Many great family films over the years, from The Wizard of Oz to E.T. to Labyrinth, have opted for the sentiment that there’s no place like home. Others, such as Despicable Me, Up, and Mary Poppins have concentrated on the importance of family, conventional or otherwise. The LEGO Movie shares the same theme as the Harry Potter stories, A Bug’s Life, and Cloudy With A Chance Of Meatballs 1 & 2 (the previous animated films from Phil Lord and Christopher Miller; they directed the first, oversaw the second) – even the smallest of us can change the world. What a great theme that is, and why mess with it?
By getting these rules so right, in other areas The LEGO Movie could afford to take a few risks, and it’s the animation that really strives for a unique effect when it could have so very easily gone for something less challenging, both to create and to watch. The limitations of playing with real LEGO pieces are strictly observed in the film. The minifigures can only be articulated in ways that you can do yourself at home with your own minifigures, and they are made to look as if they have really been played with. Each item and piece of scenery, although computer-generated, looks as if it has been built. It makes the action incredibly frenetic and disjointed and full of interesting moments. It does mean, in the grip of such colourful and constant movement, that it can feel a bit overwhelming at times, particularly as the film approaches its climax. But that’s when the biggest risk pays off – we enter the real world, and the muted colours and quiet, steady movements of the camera leave us utterly charmed, and refreshed enough to plunge back into Bricksburg for the final battle with new vigour.

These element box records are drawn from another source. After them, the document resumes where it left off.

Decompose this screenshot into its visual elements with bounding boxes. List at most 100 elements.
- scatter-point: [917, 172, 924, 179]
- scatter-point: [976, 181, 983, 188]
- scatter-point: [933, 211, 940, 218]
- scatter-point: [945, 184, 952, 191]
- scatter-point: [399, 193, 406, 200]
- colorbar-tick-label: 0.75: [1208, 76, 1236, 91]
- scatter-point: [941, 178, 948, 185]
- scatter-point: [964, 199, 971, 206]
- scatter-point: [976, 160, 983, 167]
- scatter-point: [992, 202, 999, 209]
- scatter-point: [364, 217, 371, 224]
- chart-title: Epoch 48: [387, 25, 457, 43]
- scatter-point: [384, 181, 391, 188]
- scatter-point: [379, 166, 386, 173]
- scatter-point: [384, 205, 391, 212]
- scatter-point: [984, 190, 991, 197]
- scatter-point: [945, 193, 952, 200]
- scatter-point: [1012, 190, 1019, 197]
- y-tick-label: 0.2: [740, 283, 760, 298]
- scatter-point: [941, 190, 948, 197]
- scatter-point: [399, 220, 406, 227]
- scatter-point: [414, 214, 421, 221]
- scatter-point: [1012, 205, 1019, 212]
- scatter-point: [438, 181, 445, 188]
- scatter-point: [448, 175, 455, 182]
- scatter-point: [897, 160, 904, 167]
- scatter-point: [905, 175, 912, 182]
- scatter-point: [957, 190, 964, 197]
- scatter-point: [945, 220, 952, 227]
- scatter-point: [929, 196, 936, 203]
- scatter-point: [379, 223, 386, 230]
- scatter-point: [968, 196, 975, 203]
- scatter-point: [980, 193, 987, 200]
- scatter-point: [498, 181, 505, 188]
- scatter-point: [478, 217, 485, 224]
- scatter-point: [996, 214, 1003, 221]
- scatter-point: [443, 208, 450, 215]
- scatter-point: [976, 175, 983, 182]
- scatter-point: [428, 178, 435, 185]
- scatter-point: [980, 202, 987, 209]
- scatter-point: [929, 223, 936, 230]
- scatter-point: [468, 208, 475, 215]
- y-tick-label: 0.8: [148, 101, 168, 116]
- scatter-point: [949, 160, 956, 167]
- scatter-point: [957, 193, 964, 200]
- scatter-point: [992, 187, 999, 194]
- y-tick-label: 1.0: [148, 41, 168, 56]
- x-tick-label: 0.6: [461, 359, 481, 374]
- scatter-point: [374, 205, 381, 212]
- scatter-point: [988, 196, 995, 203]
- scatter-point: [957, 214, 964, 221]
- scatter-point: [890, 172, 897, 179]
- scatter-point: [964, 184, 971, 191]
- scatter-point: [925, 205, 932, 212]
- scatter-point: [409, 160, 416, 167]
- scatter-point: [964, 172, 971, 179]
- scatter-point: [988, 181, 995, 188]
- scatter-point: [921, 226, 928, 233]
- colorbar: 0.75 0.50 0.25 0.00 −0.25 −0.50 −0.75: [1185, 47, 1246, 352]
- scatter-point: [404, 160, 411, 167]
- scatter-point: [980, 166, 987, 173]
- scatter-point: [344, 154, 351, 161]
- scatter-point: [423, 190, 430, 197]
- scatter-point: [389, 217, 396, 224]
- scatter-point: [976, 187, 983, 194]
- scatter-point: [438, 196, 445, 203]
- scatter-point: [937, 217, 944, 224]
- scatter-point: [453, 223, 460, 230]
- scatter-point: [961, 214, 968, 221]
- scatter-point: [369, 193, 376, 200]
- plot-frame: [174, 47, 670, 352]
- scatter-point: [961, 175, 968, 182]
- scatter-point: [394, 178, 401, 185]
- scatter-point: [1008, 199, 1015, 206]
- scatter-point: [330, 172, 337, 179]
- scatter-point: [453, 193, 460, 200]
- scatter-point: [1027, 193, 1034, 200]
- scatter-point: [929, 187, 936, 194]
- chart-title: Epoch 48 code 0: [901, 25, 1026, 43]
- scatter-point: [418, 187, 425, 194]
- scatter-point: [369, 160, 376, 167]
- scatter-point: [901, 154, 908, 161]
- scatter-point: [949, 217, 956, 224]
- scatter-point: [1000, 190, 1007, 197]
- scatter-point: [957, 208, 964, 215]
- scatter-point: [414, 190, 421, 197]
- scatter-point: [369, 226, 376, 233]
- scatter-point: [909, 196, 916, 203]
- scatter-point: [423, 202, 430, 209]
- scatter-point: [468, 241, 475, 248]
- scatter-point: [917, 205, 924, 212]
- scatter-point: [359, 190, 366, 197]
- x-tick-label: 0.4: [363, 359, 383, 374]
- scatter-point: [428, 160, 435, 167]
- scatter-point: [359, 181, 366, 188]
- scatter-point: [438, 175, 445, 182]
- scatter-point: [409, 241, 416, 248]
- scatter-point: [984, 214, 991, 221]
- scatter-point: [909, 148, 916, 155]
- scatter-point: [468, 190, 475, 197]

The LEGO Movie was a huge success, and deservedly so, but it does mean that we’re now faced with another spectre of corporate control in the form of upcoming sequels. Can something that celebrates individuality so brilliantly really continue to work when it’s no longer one of a kind? We’ll have to wait and see, but the sure understanding of what makes films work suggests that Lord and Miller will be able to take the usual limitations of a sequel and turn it to the audience’s advantage.
Maybe we should try not to get too cynical about it all, and trust in the idea that every single one of these planned LEGO movies might just find a way to be special. After all, if any filmic universe can find a way to reinvent itself every time brick by brick, it will be this one.